For children with cancer, pain poses a special challenge, as they experience and express it differently than do adults.
That’s what led UCI’s Michelle Fortier to design and evaluate an app aimed at easing kids’ cancer pain. Called Pain Buddy, it provides a real-time assessment of pain to help pediatric healthcare providers with a rapid and effective response.
“Pain in children doesn’t get the attention it needs,” says Fortier, an associate professor in the Sue & Bill Gross School of Nursing.
“We know that most, if not all, kids undergoing treatment for cancer experience recurrent pain.
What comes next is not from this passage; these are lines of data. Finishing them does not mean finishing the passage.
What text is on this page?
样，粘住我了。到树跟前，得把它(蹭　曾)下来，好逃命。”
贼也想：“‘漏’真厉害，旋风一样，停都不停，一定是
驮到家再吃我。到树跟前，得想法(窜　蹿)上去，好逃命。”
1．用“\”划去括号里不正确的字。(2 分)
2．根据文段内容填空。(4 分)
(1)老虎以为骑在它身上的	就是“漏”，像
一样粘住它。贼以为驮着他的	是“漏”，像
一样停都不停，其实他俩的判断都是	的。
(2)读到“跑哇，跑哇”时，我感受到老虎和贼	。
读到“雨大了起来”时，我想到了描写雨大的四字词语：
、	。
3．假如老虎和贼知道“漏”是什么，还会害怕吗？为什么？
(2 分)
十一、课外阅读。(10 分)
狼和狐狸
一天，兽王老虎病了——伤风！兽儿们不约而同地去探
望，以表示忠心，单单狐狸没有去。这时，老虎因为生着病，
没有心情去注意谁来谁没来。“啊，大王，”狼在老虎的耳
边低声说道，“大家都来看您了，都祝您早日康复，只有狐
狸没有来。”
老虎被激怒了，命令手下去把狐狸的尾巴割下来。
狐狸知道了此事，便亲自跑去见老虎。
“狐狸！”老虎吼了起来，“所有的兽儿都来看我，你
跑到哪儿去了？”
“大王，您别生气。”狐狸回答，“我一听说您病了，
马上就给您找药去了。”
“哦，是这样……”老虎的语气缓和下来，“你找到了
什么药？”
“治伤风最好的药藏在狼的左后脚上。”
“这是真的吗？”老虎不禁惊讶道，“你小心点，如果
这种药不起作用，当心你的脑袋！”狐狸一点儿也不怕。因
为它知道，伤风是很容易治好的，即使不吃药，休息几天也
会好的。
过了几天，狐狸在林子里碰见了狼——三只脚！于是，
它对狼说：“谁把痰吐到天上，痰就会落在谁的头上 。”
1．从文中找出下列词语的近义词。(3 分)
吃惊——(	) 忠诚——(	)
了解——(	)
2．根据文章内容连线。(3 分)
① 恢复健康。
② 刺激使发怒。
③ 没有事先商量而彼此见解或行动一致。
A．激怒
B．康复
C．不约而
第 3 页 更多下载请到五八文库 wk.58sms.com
And because kids are mostly at home during treatment, it also means parents become responsible for managing their pain.”
Stress exacerbates pain in children, and they have trouble recalling pain episodes at periodic doctor visits, says Fortier, whose research is under the auspices of the UCI Center on Stress & Health.
“Kids are more reluctant to report their pain,” she says.
“They may worry that it means their cancer is worse or something is wrong or that it might make their parents scared or worried.”
With the child-friendly app, pain assessments are reported in real time to healthcare providers instead of waiting days or weeks between appointments.
Learning pain management skills
The app also teaches skills – such as mindfulness, breathing and distraction – to help kids manage pain.
A recent study on the effectiveness of Pain Buddy showed that after using the app for 8 weeks during cancer treatment, children endured significantly fewer episodes of moderate or severe pain than kids using traditional pain reporting methods.
A larger, multi-institutional study of Pain Buddy, funded by the National Cancer Institute, is now underway. Says Fortier: “Ideally, I’d like to see any child diagnosed with and treated for cancer get something like Pain Buddy as a standard part of treatment.”